Las Vegas Sun

April 28, 2024

SUN EDITORIAL:

Infection threat still real

With all the recent publicity, it is unbelievable that lax procedures remain at some clinics

A report released this week to Congress reveals, shockingly, that fewer than half of the 42 Veterans Affairs medical facilities given a surprise inspection last month had proper training and guidelines in place for endoscopic procedures.

This is outrageous news, particularly in light of all the publicity that has been generated in recent years by people who have been exposed to deadly diseases because of unsanitary procedures at endoscopy clinics.

Las Vegas’ own experience, in early 2008, is all too fresh in our minds. More than 40,000 patients who had undergone colonoscopies at the Endoscopy Center of Southern Nevada were advised to get blood tests because they could have been exposed to hepatitis C, hepatitis B and HIV. More than 100 of those patients likely contracted hepatitis C at the clinic, the Southern Nevada Health District later reported.

Tuesday’s report was prepared by the inspector general’s office of Veterans Affairs and delivered to a House Veterans Affairs subcommittee.
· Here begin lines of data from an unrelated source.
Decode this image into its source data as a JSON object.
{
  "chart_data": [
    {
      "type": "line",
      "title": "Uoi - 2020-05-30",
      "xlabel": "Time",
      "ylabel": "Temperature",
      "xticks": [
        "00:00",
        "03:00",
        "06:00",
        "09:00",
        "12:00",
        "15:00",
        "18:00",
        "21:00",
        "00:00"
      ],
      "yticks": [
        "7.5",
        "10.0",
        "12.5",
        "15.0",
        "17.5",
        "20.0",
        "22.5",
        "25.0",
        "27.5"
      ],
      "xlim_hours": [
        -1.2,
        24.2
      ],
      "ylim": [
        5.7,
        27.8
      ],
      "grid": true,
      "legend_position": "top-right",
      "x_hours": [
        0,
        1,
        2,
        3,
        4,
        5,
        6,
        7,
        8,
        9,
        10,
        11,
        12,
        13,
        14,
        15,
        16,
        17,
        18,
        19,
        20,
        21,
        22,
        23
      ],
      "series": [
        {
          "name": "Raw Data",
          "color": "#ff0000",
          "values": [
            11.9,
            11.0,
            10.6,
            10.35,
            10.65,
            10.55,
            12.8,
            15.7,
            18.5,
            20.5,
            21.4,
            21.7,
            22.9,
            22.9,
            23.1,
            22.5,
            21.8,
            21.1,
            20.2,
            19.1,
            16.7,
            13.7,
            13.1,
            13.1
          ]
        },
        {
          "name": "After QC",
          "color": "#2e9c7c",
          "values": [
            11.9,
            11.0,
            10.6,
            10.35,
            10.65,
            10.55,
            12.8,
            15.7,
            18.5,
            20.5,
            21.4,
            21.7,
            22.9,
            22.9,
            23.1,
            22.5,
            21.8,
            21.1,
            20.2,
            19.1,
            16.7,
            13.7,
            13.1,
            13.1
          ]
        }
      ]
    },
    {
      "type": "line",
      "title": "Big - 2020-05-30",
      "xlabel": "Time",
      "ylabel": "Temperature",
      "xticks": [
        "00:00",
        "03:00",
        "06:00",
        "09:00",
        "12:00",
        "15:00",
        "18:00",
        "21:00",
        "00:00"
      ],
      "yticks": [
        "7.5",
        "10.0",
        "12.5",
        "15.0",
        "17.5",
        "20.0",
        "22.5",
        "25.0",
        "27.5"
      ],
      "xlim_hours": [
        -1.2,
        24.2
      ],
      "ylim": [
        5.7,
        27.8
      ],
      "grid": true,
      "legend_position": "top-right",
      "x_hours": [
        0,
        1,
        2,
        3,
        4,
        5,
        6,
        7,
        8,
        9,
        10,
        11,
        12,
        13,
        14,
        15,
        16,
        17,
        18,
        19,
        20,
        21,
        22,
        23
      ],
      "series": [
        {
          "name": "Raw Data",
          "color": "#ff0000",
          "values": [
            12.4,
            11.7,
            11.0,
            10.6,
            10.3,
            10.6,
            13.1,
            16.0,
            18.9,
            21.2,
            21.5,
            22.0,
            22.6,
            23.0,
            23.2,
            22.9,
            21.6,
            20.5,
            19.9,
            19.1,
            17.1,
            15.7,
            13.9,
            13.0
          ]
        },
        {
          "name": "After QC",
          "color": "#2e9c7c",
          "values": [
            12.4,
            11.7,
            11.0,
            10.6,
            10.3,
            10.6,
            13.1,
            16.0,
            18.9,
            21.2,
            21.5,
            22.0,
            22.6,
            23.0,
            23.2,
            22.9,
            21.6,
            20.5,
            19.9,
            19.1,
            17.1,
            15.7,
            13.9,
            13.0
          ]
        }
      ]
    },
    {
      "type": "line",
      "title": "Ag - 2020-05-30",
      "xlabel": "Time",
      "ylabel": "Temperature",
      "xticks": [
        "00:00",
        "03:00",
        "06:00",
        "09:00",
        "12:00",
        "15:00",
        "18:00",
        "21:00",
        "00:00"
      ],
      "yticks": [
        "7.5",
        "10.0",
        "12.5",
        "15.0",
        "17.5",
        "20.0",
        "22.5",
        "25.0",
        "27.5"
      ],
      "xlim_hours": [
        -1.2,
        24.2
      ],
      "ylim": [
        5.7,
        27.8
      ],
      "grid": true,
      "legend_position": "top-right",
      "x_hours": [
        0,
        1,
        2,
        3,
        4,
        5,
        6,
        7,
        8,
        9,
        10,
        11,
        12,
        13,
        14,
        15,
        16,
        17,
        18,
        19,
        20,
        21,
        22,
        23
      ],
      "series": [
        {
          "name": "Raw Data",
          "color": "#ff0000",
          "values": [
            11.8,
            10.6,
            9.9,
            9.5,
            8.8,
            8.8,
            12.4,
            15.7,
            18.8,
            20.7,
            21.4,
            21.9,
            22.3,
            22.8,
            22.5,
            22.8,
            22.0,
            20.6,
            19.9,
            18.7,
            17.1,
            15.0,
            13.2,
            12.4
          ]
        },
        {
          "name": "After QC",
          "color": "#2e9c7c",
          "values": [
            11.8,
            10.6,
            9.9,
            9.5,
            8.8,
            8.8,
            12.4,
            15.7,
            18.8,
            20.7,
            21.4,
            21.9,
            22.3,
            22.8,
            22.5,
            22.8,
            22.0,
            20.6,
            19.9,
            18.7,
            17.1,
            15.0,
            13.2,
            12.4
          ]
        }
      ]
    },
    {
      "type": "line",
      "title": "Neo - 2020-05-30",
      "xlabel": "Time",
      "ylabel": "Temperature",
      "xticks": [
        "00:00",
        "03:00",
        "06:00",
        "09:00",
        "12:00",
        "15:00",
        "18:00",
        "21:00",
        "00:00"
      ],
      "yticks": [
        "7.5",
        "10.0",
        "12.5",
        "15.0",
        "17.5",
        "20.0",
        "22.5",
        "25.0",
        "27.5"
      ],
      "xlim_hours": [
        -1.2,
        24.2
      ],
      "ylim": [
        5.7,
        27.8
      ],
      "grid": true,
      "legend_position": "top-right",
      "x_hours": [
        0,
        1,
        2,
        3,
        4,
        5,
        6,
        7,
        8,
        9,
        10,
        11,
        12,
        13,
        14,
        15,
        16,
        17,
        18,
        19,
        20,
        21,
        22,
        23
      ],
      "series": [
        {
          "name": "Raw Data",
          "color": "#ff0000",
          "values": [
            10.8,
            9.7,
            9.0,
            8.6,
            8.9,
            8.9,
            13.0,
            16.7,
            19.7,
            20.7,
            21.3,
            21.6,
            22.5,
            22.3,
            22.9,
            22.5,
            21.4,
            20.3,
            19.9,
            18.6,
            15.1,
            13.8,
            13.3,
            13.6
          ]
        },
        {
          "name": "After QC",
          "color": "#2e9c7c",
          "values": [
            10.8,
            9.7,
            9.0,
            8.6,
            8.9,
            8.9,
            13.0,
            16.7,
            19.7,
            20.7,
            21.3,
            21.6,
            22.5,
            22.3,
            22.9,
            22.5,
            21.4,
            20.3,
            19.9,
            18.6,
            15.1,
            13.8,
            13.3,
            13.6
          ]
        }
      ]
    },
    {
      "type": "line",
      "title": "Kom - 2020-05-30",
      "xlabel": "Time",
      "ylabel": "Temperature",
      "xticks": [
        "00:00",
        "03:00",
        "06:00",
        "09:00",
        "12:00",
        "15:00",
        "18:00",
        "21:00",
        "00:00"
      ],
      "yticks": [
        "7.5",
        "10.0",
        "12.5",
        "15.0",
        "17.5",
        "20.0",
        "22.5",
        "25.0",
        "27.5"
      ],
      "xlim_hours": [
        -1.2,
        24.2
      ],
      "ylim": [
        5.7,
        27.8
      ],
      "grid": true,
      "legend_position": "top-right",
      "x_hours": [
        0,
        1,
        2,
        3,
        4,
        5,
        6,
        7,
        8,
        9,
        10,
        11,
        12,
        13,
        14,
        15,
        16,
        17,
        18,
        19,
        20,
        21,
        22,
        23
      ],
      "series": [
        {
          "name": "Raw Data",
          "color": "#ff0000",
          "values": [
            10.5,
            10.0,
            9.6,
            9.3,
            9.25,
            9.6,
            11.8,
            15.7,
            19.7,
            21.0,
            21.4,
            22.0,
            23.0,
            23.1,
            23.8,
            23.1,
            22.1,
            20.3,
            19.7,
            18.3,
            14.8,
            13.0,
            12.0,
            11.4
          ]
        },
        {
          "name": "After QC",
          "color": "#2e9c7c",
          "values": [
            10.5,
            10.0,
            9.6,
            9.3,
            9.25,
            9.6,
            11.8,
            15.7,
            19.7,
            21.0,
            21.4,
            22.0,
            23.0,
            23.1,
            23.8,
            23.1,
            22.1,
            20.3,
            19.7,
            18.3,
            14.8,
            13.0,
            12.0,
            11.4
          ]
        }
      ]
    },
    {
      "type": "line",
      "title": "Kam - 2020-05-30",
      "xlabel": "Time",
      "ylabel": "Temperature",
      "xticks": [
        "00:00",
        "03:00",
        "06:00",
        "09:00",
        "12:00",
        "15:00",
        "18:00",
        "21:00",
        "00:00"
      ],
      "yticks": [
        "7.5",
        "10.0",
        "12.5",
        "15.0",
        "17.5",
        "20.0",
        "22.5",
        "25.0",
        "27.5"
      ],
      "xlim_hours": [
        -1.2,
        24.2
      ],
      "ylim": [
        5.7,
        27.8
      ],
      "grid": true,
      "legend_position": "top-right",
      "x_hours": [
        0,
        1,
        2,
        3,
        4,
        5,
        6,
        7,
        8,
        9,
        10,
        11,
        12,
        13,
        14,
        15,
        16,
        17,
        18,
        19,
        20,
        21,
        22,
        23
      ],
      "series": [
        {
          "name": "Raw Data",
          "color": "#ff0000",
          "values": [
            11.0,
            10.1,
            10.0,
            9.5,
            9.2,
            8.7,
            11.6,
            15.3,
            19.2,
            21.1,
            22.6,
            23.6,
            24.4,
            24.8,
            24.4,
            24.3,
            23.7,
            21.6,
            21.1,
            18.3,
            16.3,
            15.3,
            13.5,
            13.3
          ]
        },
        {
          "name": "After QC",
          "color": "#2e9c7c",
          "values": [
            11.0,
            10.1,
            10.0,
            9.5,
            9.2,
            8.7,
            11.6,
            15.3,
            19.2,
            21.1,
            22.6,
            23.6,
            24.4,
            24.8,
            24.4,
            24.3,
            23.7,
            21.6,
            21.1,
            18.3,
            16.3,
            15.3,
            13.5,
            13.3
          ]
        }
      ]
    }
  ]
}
According to an Associated Press story, committee members were livid that people, in this case veterans, were still being endangered by endoscopy procedures, which are intended to save lives through early detection of cancer or other medical conditions in the colon, nose, throat and esophagus.

Endoscopy centers in several states over the past several years have had to contact patients to warn them that they might have been exposed to deadly diseases. Unsanitary procedures have included reuse of single-use needles and the reuse, before cleaning, of endoscopes.

After all of the national publicity following the multiple mass notifications of patients, including three six months ago at VA clinics in Tennessee, Florida and Georgia, it would seem automatic that surgical centers would have training regimens and procedures firmly in place.

The VA is now planning to inspect — unannounced — all of its health facilities in the country by July 31.

It is unforgiveable that any medical facility would be nonchalant about the well-known possibility of infecting patients.